Stephen McLaren is a dream-pop anomaly. He cleaves to the echo-drenched aesthetic of that Lynchian subgenre, but he’s more politically-charged than most of the artists who dwell within it. A propulsive piano man, a beacon of heart-on-sleeve intensity, his music is epic and intimate all at once.
“The power of the piano can be overwhelming when it’s used to its full sonic capacity,” he says, “and I like it that way. I love the powerful sound, it draws quite an emotional reaction from me.”

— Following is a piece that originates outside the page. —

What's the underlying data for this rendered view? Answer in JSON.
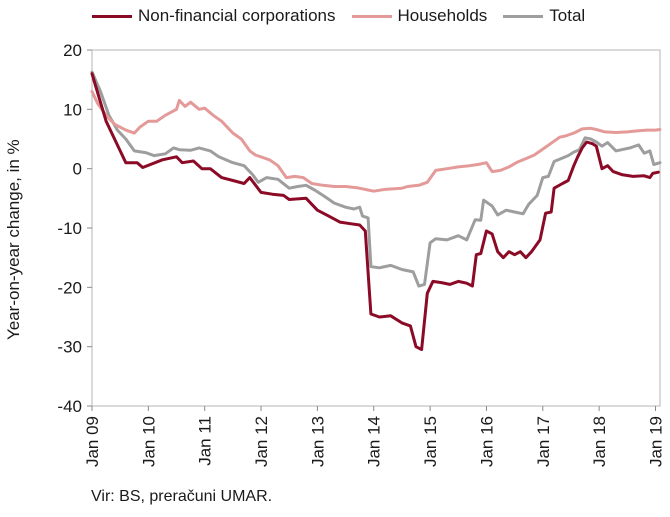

All of which is borne out by his Scotsman Sessions performance of the timely Saturday Night Lockdown, which comes replete with unperturbed cat cameo. “I give absolutely everything that I have, because I can’t really do it any other way,” he explains. “I’ve tried to hold back and be more stylised but it just isn’t me. I wouldn’t believe in the performance. I’ve always said that about music, whether it’s performing or writing a song – if this isn’t the best that you’ve got, Stephen, if you don’t believe in this, then how can you expect anyone else to?”

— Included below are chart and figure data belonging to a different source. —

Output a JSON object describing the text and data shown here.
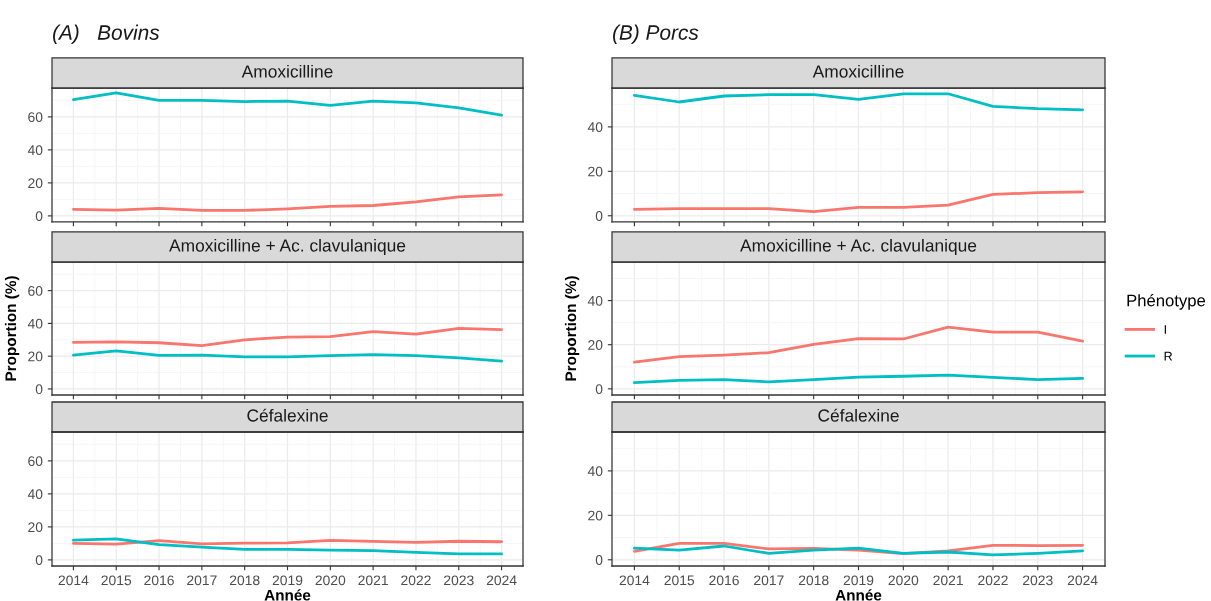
{
  "chart_data": [
    {
      "type": "line",
      "title": "Amoxicilline",
      "annotations": [
        "(A)   Bovins"
      ],
      "x": [
        2014,
        2015,
        2016,
        2017,
        2018,
        2019,
        2020,
        2021,
        2022,
        2023,
        2024
      ],
      "xlim": [
        2013.5,
        2024.5
      ],
      "ylim": [
        -3.7,
        77.5
      ],
      "yticks": [
        0,
        20,
        40,
        60
      ],
      "tick_labels": "y",
      "grid": true,
      "series": [
        {
          "color": "#f8766d",
          "values": [
            4,
            3.5,
            4.5,
            3.3,
            3.3,
            4.3,
            5.8,
            6.3,
            8.5,
            11.5,
            12.8
          ]
        },
        {
          "color": "#00bfc4",
          "values": [
            70.5,
            74.5,
            70,
            70,
            69.3,
            69.5,
            67,
            69.5,
            68.5,
            65.5,
            61
          ]
        }
      ]
    },
    {
      "type": "line",
      "title": "Amoxicilline + Ac. clavulanique",
      "ylabel": "Proportion (%)",
      "x": [
        2014,
        2015,
        2016,
        2017,
        2018,
        2019,
        2020,
        2021,
        2022,
        2023,
        2024
      ],
      "xlim": [
        2013.5,
        2024.5
      ],
      "ylim": [
        -3.7,
        77.5
      ],
      "yticks": [
        0,
        20,
        40,
        60
      ],
      "tick_labels": "y",
      "grid": true,
      "series": [
        {
          "color": "#f8766d",
          "values": [
            28.4,
            28.7,
            28.2,
            26.5,
            30,
            31.6,
            32,
            35,
            33.5,
            37,
            36.2
          ]
        },
        {
          "color": "#00bfc4",
          "values": [
            20.6,
            23.3,
            20.5,
            20.7,
            19.6,
            19.6,
            20.3,
            21,
            20.3,
            19,
            17
          ]
        }
      ]
    },
    {
      "type": "line",
      "title": "Céfalexine",
      "xlabel": "Année",
      "x": [
        2014,
        2015,
        2016,
        2017,
        2018,
        2019,
        2020,
        2021,
        2022,
        2023,
        2024
      ],
      "xlim": [
        2013.5,
        2024.5
      ],
      "xticks": [
        2014,
        2015,
        2016,
        2017,
        2018,
        2019,
        2020,
        2021,
        2022,
        2023,
        2024
      ],
      "ylim": [
        -3.7,
        77.5
      ],
      "yticks": [
        0,
        20,
        40,
        60
      ],
      "grid": true,
      "series": [
        {
          "color": "#f8766d",
          "values": [
            10,
            9.5,
            11.7,
            9.7,
            10.1,
            10.3,
            11.8,
            11.2,
            10.6,
            11.3,
            11
          ]
        },
        {
          "color": "#00bfc4",
          "values": [
            12,
            12.7,
            9.2,
            7.8,
            6.4,
            6.4,
            5.9,
            5.6,
            4.5,
            3.6,
            3.6
          ]
        }
      ]
    },
    {
      "type": "line",
      "title": "Amoxicilline",
      "annotations": [
        "(B) Porcs"
      ],
      "x": [
        2014,
        2015,
        2016,
        2017,
        2018,
        2019,
        2020,
        2021,
        2022,
        2023,
        2024
      ],
      "xlim": [
        2013.5,
        2024.5
      ],
      "ylim": [
        -2.8,
        57.5
      ],
      "yticks": [
        0,
        20,
        40
      ],
      "tick_labels": "y",
      "grid": true,
      "series": [
        {
          "color": "#f8766d",
          "values": [
            2.9,
            3.2,
            3.2,
            3.2,
            1.9,
            3.8,
            3.8,
            4.8,
            9.6,
            10.4,
            10.8
          ]
        },
        {
          "color": "#00bfc4",
          "values": [
            54.2,
            51.2,
            53.9,
            54.5,
            54.5,
            52.4,
            54.9,
            54.9,
            49.2,
            48.2,
            47.7
          ]
        }
      ]
    },
    {
      "type": "line",
      "title": "Amoxicilline + Ac. clavulanique",
      "ylabel": "Proportion (%)",
      "legend_title": "Phénotype",
      "x": [
        2014,
        2015,
        2016,
        2017,
        2018,
        2019,
        2020,
        2021,
        2022,
        2023,
        2024
      ],
      "xlim": [
        2013.5,
        2024.5
      ],
      "ylim": [
        -2.8,
        57.5
      ],
      "yticks": [
        0,
        20,
        40
      ],
      "tick_labels": "y",
      "grid": true,
      "legend": "right",
      "series": [
        {
          "name": "I",
          "color": "#f8766d",
          "values": [
            12.1,
            14.6,
            15.3,
            16.4,
            20.1,
            22.8,
            22.6,
            28,
            25.7,
            25.7,
            21.6
          ]
        },
        {
          "name": "R",
          "color": "#00bfc4",
          "values": [
            2.8,
            3.8,
            4.2,
            3.1,
            4.2,
            5.3,
            5.7,
            6.2,
            5.2,
            4.2,
            4.7
          ]
        }
      ]
    },
    {
      "type": "line",
      "title": "Céfalexine",
      "xlabel": "Année",
      "x": [
        2014,
        2015,
        2016,
        2017,
        2018,
        2019,
        2020,
        2021,
        2022,
        2023,
        2024
      ],
      "xlim": [
        2013.5,
        2024.5
      ],
      "xticks": [
        2014,
        2015,
        2016,
        2017,
        2018,
        2019,
        2020,
        2021,
        2022,
        2023,
        2024
      ],
      "ylim": [
        -2.8,
        57.5
      ],
      "yticks": [
        0,
        20,
        40
      ],
      "grid": true,
      "series": [
        {
          "color": "#f8766d",
          "values": [
            3.8,
            7.4,
            7.4,
            4.9,
            5.1,
            4.3,
            2.8,
            4,
            6.5,
            6.4,
            6.5
          ]
        },
        {
          "color": "#00bfc4",
          "values": [
            5.2,
            4.3,
            6.2,
            2.9,
            4.3,
            5.2,
            2.9,
            3.5,
            2.2,
            2.9,
            4
          ]
        }
      ]
    }
  ]
}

His second album, They Don’t Put Any Money in Your Pocket, will be released in October, prior to which he’ll continue to release singles and stream live performances. As for the future of UK politics, McLaren remains hopeful.
“We prevail a little every time we speak our minds, every time a conversation takes place loaded with dissent,” he says. “Every time someone criticises people in powerful positions. Every time there’s a protest against an injustice. Every time workers are able to band together to fight for the right to be treated with dignity. Where there are good people, there is always hope. And there are good people everywhere.”